Of course, but charity is of supererogatory ethical value (see rejection of consequentialism above)

I'm trying to stop world hunger by making multiple forms of birth control more available and safer.

Again, your earlier logic dictates that you should be living the life of a saint.
 
If you know that inaction is going to result in harm, and you don't act, then you have been immoral.
 
Aren't you aware that your inaction is resulting in harm to the hungry, since you COULD be helping?
 
Aren't you aware that your inaction is resulting in harm to the hungry, since you COULD be helping?

You are assuming I'm not acting. I am, in the way I think will be most effective in the long run.

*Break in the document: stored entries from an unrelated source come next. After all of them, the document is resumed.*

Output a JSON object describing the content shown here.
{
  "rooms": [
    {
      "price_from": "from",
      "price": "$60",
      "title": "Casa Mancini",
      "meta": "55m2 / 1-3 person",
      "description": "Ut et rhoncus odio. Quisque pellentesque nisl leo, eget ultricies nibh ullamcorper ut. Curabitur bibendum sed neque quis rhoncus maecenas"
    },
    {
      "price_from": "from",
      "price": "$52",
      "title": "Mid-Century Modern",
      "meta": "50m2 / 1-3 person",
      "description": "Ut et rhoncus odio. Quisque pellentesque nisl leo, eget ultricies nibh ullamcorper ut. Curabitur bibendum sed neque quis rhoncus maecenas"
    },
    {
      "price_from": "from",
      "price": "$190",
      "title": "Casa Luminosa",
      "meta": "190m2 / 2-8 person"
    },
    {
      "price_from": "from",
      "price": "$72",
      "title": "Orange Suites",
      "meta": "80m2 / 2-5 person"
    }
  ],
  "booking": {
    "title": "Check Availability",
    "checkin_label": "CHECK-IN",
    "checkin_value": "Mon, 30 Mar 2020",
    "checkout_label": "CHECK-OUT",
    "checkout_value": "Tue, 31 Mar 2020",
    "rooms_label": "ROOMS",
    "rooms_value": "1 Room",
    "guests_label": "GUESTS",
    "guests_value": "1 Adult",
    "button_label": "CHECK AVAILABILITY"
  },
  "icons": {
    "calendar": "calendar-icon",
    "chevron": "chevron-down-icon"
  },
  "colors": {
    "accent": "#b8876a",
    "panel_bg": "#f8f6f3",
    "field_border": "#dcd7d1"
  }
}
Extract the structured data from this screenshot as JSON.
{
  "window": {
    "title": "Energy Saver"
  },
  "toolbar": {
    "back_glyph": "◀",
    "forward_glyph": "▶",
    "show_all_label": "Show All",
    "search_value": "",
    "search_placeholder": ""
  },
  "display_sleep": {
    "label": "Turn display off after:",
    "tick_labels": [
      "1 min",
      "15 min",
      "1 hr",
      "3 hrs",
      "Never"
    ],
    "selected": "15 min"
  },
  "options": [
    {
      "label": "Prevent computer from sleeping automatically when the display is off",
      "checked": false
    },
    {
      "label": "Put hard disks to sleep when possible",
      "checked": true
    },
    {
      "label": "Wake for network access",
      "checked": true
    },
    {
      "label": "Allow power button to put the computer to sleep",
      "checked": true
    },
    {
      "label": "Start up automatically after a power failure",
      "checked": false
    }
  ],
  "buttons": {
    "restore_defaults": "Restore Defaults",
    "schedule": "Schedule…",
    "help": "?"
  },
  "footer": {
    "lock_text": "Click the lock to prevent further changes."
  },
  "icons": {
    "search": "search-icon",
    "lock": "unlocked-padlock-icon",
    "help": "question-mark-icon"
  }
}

The fact that I don't give away every thing I have does not equal my not acting.
 
Aren't you aware that your inaction is resulting in harm to the hungry, since you COULD be helping?

He/she isn't HARMING anyone, simply not helping someone in need of help either. It's akin to harming occasionally, but 98% of the time, it's completely neutral, abit destructive.
 
You are assuming I'm not acting. I am, in the way I think will be most effective in the long run. The fact that I don't give away every thing I have does not equal my not acting.

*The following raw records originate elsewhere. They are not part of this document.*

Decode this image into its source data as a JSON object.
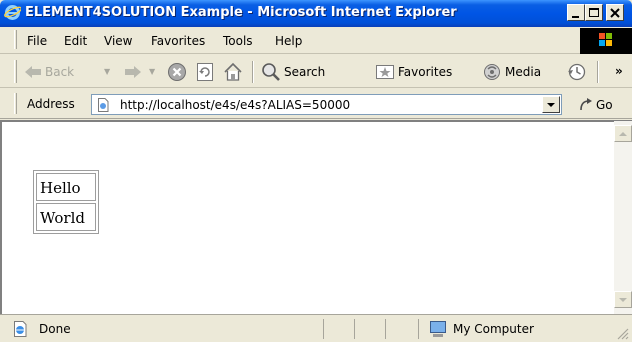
{
  "window": {
    "title": "ELEMENT4SOLUTION Example - Microsoft Internet Explorer"
  },
  "menu": {
    "items": [
      "File",
      "Edit",
      "View",
      "Favorites",
      "Tools",
      "Help"
    ]
  },
  "toolbar": {
    "back": "Back",
    "search": "Search",
    "favorites": "Favorites",
    "media": "Media",
    "more": "»"
  },
  "address": {
    "label": "Address",
    "value": "http://localhost/e4s/e4s?ALIAS=50000",
    "go": "Go"
  },
  "page": {
    "rows": [
      "Hello",
      "World"
    ]
  },
  "status": {
    "text": "Done",
    "zone": "My Computer"
  },
  "colors": {
    "titlebar": "#0055e5",
    "chrome": "#ece9d8"
  }
}
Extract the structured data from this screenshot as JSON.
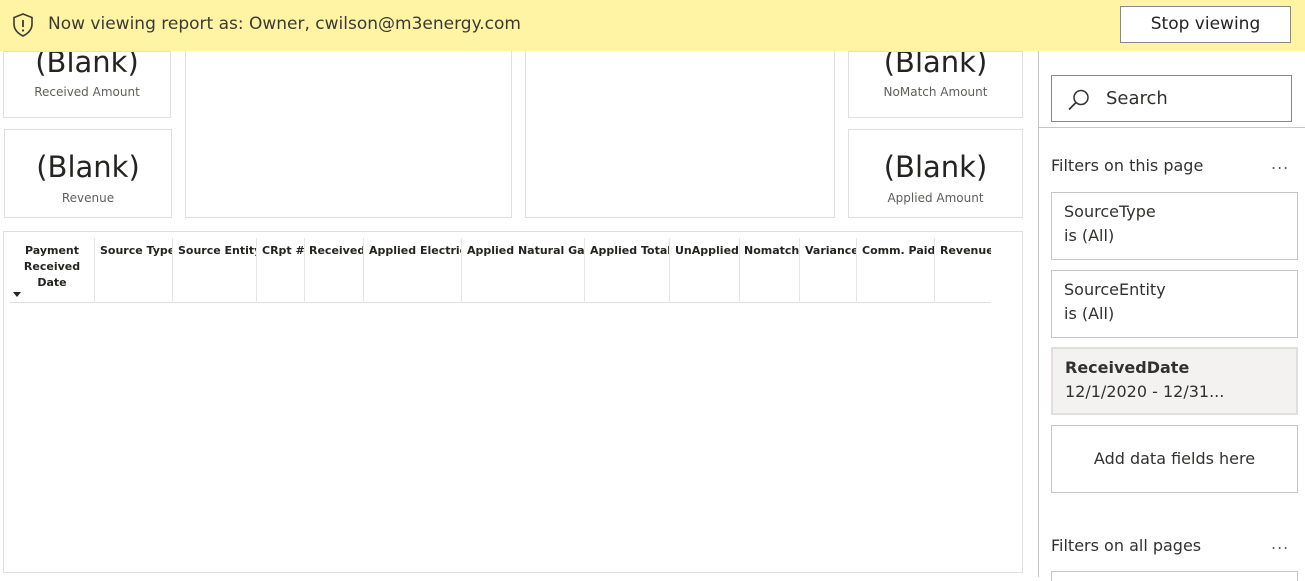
{
  "banner": {
    "message": "Now viewing report as: Owner, cwilson@m3energy.com",
    "stop_label": "Stop viewing"
  },
  "cards": {
    "received": {
      "value": "(Blank)",
      "label": "Received Amount"
    },
    "revenue": {
      "value": "(Blank)",
      "label": "Revenue"
    },
    "nomatch": {
      "value": "(Blank)",
      "label": "NoMatch Amount"
    },
    "applied": {
      "value": "(Blank)",
      "label": "Applied Amount"
    }
  },
  "table": {
    "columns": [
      "Payment Received Date",
      "Source Type",
      "Source Entity",
      "CRpt #",
      "Received",
      "Applied Electric",
      "Applied Natural Gas",
      "Applied Total",
      "UnApplied",
      "Nomatch",
      "Variance",
      "Comm. Paid",
      "Revenue"
    ]
  },
  "filters": {
    "search_placeholder": "Search",
    "page_section_title": "Filters on this page",
    "more_label": "...",
    "items": [
      {
        "name": "SourceType",
        "value": "is (All)"
      },
      {
        "name": "SourceEntity",
        "value": "is (All)"
      },
      {
        "name": "ReceivedDate",
        "value": "12/1/2020 - 12/31..."
      }
    ],
    "add_fields_label": "Add data fields here",
    "all_pages_title": "Filters on all pages"
  },
  "colors": {
    "banner_bg": "#fff4a3",
    "active_filter_bg": "#f3f2f1"
  }
}
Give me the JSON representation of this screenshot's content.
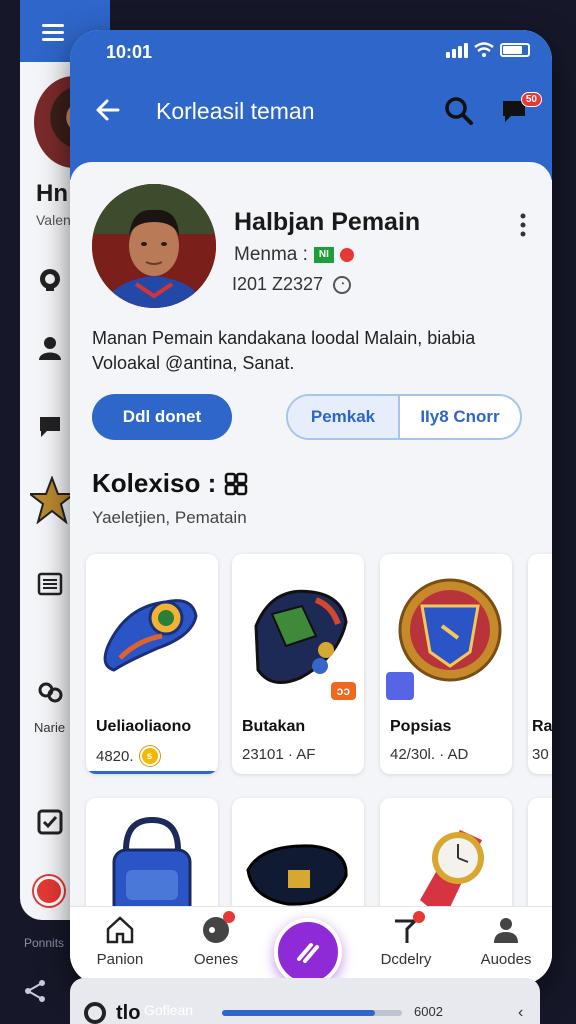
{
  "back_card": {
    "name": "Hn",
    "sub": "Valen",
    "label": "Narie",
    "bottom_label": "Ponnits"
  },
  "status_bar": {
    "time": "10:01"
  },
  "header": {
    "title": "Korleasil teman",
    "chat_badge": "50"
  },
  "profile": {
    "name": "Halbjan Pemain",
    "role": "Menma :",
    "flag": "NI",
    "id": "I201 Z2327",
    "bio": "Manan Pemain kandakana loodal Malain, biabia Voloakal @antina, Sanat."
  },
  "actions": {
    "primary": "Ddl donet",
    "seg_1": "Pemkak",
    "seg_2": "IIy8 Cnorr"
  },
  "collection": {
    "title": "Kolexiso :",
    "subtitle": "Yaeletjien, Pematain",
    "items": [
      {
        "name": "Ueliaoliaono",
        "meta": "4820.",
        "coin": "s"
      },
      {
        "name": "Butakan",
        "meta": "23101 · AF",
        "tag": "ɔɔ"
      },
      {
        "name": "Popsias",
        "meta": "42/30l. · AD"
      },
      {
        "name": "Ra",
        "meta": "30"
      }
    ]
  },
  "bottom_nav": {
    "items": [
      {
        "label": "Panion"
      },
      {
        "label": "Oenes"
      },
      {
        "label": "Dcdelry"
      },
      {
        "label": "Auodes"
      }
    ]
  },
  "media_bar": {
    "prefix": "tlo",
    "label": "Goflean",
    "time": "6002",
    "progress": 0.85
  },
  "colors": {
    "primary": "#2e66c9",
    "fab": "#8e2bd6",
    "badge": "#e53935"
  }
}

You're not acting sufficiently. Again, your logic not mine.

He/she isn't HARMING anyone, simply not helping someone in need of help either. It's akin to harming occasionally, but 98% of the time, it's completely neutral, abit destructive.

That''s my point!
 
Better to be safe then sorry.
 
Actually, maintaining your existence has opportunity costs and negative externalities. So, 'doing nothing' is actually a potential way of 'making things worse'. The only way to balance the negative externalities is through the generation of positive externalities. We can never overcome the opportunity costs of our own existence, but we can try to make a 'net good' despite that.
 
Well, two things:
1. This is why I reject a purely consequentialist ethical framework, though I won't go ahead and embrace deontology either.
Fair enough, but it has to be kept in mind that your conclusions about the differing ethical content of action and inaction are made within the terms of your own more fundamental ethical position, and so can't be offered as self-evident, as you attempted to to do previously.

2. Of course it is ultimately preferable in a consequentialist framework. The suffering of the starving and the diseased will always outweigh pretty much everything else, if not for the level of pain, than the sheer quantity of people experiencing such pain.
Well, there's nothing resembling a consensus of that sort among consequentialist philosophers, past and present, so I don't think that this is self-evident. The obvious complication would be the question of whether the amount of good that any individual can do by dedicating themselves to saintly altruism is better than the amount of good they could do by living a relatively ordinary life of everyday virtue. (Itself complicated by the great variety of opinions as to what constitutes "good". An Epicurean notion of pleasure-vs-pain is far from the be-all-and-end-all on the matter.)

Again, how can a nonexistent thing be immoral?
The question here would be why inaction is conceived of as "non-existent". If morality lies in concious choice, then the existence of the choice is sufficient; the amount of physical activity resulting from it is neither here nor there.
 
Man, nearly 30% of my budget is spent on luxuries/cost-of-living. How couldn't saintly altruism *not* be better than that?